Auch Perm sollte nur ein Zwischenstopp auf dem Weg nach Jekaterinburg sein. Für die Mission meiner Reise war Jekaterinburg ein wichtiges Ziel. Der deutsche Generalkonsul, lud mich ein, um sich mit mir über meine Reise und Russland zu unterhalten. Mir wurden Termine für einige Zeitungsinterviews zugesagt und das Konsulat stellte ein vielversprechendes Programm für mich auf, worauf ich mich sehr freute. All das musste ich absagen, was mich natürlich sehr traurig stimmte.
So gerne ich auch Jekaterinburg besucht hätte, lag mir meine Gesundheit noch mehr am Herzen.
Die Wunde sollte soweit kurieren, damit die Rückreise nach Deutschland nicht noch mehr Schaden verursacht.
Ich wollte meine Assistenten nicht auch mit Langerweile belasten und schickte sie in zwei Gruppen, für je eine Nacht über die Europa-Asien-Grenze nach Jekaterinburg.
Ich verbrachte meine Zeit im Zimmer 912 mit jeder Menge Filme, Livekonzerten, „Assi-Talk“(was natürlich nur als Abkürzung für Assistenten steht) und einem Lernprogramm für Russisch.

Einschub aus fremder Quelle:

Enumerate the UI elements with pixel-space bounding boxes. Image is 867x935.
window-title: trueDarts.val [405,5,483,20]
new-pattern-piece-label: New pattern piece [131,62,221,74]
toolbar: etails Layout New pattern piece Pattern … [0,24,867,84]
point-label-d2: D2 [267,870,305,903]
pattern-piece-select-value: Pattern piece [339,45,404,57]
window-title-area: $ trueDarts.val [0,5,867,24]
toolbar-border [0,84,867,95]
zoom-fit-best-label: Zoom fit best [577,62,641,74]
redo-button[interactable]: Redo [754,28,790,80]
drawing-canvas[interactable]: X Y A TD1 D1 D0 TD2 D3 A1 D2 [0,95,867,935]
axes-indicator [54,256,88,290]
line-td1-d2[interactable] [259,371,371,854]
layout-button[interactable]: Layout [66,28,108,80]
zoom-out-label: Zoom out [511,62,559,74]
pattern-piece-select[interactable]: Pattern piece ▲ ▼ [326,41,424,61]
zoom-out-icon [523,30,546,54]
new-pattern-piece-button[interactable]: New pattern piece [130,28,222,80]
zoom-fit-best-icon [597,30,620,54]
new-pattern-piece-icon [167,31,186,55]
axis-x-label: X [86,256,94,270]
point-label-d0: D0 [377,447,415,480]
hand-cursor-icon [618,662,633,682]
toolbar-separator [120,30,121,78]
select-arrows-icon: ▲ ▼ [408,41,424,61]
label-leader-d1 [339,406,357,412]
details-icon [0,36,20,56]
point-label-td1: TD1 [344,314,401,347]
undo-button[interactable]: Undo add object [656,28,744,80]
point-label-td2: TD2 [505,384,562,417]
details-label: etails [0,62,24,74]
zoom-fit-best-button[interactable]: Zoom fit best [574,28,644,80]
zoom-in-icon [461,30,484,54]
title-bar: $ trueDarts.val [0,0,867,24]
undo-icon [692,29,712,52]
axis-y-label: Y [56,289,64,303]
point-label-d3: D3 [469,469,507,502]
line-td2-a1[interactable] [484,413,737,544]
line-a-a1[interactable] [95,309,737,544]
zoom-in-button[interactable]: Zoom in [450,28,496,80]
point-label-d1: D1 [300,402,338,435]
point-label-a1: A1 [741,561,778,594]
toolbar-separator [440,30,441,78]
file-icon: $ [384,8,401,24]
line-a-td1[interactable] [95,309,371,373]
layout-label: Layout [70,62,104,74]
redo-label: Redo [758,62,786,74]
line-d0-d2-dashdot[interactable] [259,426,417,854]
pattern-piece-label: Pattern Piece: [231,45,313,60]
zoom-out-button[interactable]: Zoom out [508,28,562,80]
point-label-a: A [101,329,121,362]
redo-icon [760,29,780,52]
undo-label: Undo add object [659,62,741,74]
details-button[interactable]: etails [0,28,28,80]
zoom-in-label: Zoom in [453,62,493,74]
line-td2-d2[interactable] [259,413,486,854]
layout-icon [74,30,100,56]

Wir überlegten uns, wie es so schonend wie möglich, für mich weitergehen kann und kamen zu dem Entschluss, dass ich kein Auto mehr fahren werde. Wir buchten einen Flug für mich und zwei meiner Assistenten von Perm nach Moskau. In meinem Schieberolli und beladen mit dem nötigsten für 3 Tage Aufenthalt im Flughafenhotel Moskau, flogen wir vorweg. Die anderen drei Begleiter aus meinem Team nahmen die knapp 1.500 Km Fahrt auf sich und kamen mit den beiden Autos hinterher.
Alle hatten noch einen Tag Gelegenheit, sich Moskau anzusehen. Ich durfte mich über einen besonderen Besucher auf meinem Hotelzimmer freuen. Ein Freund und ehemaliger Kommandant, der jetzt in der deutschen Botschaft in Moskau tätig ist, kam mich besuchen. Das war für mich ein sehr erfreulicher Seelentröster, nachdem doch vieles anders lief, als geplant.
Am 21. August flogen Alex und ich mit den üblichen Flugzeugstrapazen zurück nach Hamburg.
Über die Lettische Grenze nach Liepaja und mit der Fähre nach Travemünde nahm das Fahrerteam von dort die letzten 130 Km bis nach Rostock, auf sich. Über 7.000 Km verzeichnete das Tacho am Ende der Reise.